A library director’s past and present lovers are the leading suspects in a case of murder.
Amy Webber has been helping university lecturer and folklorist Mona Raymond research legends about fairies, missing girls, hidden gold, and mysterious lights from the Blue Ridge Mountain area, where Amy lives with her aunt. Mona is telling stories at a Girl Scout bonfire when Charles Bartos, a pianist, composer, and professor at nearby Clarion University who’d stolen Amy’s heart and then dumped her, suddenly appears. Mona lashes out at him, accusing him of stealing her research for one of his compositions. Charles had recently returned to the house he built in the mountains after the woman who replaced Amy was killed in a hit-and-run. Now Lacey Jacobs, one of Mona’s students, has suddenly vanished, and her friends are concerned. Amy’s worried about her current love interest, Richard Muir, a talented dancer and choreographer who’s suddenly become distant after working with Lacey in one of his classes. Richard was apparently the last person to see Lacey, who’d run from his office in tears. When the police look for Lacey, they find her in bad shape next to the body of Mona, who’s in even worse shape after being shot.

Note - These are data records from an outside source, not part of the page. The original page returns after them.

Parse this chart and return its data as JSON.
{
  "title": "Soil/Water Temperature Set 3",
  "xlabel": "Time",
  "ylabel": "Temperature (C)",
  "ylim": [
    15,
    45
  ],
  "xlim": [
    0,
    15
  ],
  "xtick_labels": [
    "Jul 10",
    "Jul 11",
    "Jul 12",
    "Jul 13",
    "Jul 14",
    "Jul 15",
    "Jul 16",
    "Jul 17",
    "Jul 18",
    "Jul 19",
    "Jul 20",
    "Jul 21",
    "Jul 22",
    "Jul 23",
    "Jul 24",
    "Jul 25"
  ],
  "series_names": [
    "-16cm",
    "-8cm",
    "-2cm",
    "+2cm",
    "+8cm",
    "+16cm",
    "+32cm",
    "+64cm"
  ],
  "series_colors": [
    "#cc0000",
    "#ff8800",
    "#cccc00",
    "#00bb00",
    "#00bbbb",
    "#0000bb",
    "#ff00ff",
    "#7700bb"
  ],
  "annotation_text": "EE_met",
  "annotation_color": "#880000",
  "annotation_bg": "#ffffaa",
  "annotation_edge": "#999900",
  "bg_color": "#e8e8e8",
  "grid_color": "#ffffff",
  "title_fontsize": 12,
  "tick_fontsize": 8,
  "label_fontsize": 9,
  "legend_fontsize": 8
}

Amy, who has a good relationship with the police (Shelved Under Murder, 2018, etc.), can’t believe that either Charles or Richard is a murderer. So she uses her sleuthing and research talents to determine who else might have it in for the two women. With Lacey in a coma and her relationship in danger, Amy uses every connection she can work and puts herself in mortal peril searching for the truth.
A basic cozy-cum-romance that would have benefited from judicious pruning.